Akila Thirunayaki

Personal information
- Full name: Akila Thirunayaki Sriseyananthapavan
- Nationality: Sri Lankan

Sport
- Country: Sri Lanka
- Sport: Athletics
- Event(s): 400m, 800m, 1500m, 5000m

Medal record
Women's Athletics
Representing Sri Lanka
Asia Masters Athletics Championships
| Gold medal – first place | 2023 Philippines | 1500m |
| Gold medal – first place | 2023 Philippines | 5000m |
| Bronze medal – third place | 2023 Philippines | 800m |

= Akila Thirunayaki =

Sri Lankan track and field athlete

Akila Thirunayaki Sriseyananthapavan (அகிலத்திருநாயகி; born c. 1952), also spelled Akila Thirunayagi, is a Sri Lankan track and field athlete and a retired prison officer. In November 2023, she rose to prominence for winning multiple medals at the age of 71 during the Asia Masters Athletics Championships.

== Biography ==
Akila Thirunayaki hails from a humble family background.
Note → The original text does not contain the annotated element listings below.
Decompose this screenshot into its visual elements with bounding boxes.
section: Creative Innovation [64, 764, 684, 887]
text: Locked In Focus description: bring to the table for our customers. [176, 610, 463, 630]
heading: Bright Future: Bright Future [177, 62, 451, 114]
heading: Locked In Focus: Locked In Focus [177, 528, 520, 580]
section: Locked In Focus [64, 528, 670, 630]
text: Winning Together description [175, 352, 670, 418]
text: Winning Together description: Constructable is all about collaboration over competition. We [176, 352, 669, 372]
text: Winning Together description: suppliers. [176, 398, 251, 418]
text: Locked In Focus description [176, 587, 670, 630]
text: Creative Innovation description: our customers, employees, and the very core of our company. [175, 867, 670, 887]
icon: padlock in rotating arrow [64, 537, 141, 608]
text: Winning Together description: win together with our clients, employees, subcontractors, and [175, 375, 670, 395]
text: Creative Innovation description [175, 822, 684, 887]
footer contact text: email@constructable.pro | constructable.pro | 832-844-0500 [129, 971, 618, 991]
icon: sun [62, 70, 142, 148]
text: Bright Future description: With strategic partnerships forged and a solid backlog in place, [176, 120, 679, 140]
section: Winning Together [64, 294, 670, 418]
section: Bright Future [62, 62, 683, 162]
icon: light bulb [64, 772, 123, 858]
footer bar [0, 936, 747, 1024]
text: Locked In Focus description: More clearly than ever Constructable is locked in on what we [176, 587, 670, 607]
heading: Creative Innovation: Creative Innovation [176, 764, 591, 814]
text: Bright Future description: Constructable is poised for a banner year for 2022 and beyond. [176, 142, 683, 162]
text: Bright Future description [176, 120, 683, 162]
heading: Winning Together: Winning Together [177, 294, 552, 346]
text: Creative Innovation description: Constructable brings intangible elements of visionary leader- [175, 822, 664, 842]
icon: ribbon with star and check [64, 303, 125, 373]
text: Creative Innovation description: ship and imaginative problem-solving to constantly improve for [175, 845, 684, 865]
She grew up in Mulliyawalai village, Mullaitivu in the Northern Province, Sri Lanka.

== Career ==
She claimed two gold medals and a solitary bronze medals representing Sri Lanka at the 2023 Asia Masters Athletics Championships which was held in the Philippines. She was highly applauded for her medal success, given that she achieved the feat at the age of 71. She clinched gold medals in the women's 1500m and 5000m race events and followed it up with a bronze medal achievement in the women's 800m competition. She narrowly missed out on a fourth medal after securing a fourth-place finish in the women's 400m competition during the 2023 Asia Masters Athletics Championships. She was also commended for claiming medals for running barefoot against her opponents in the field.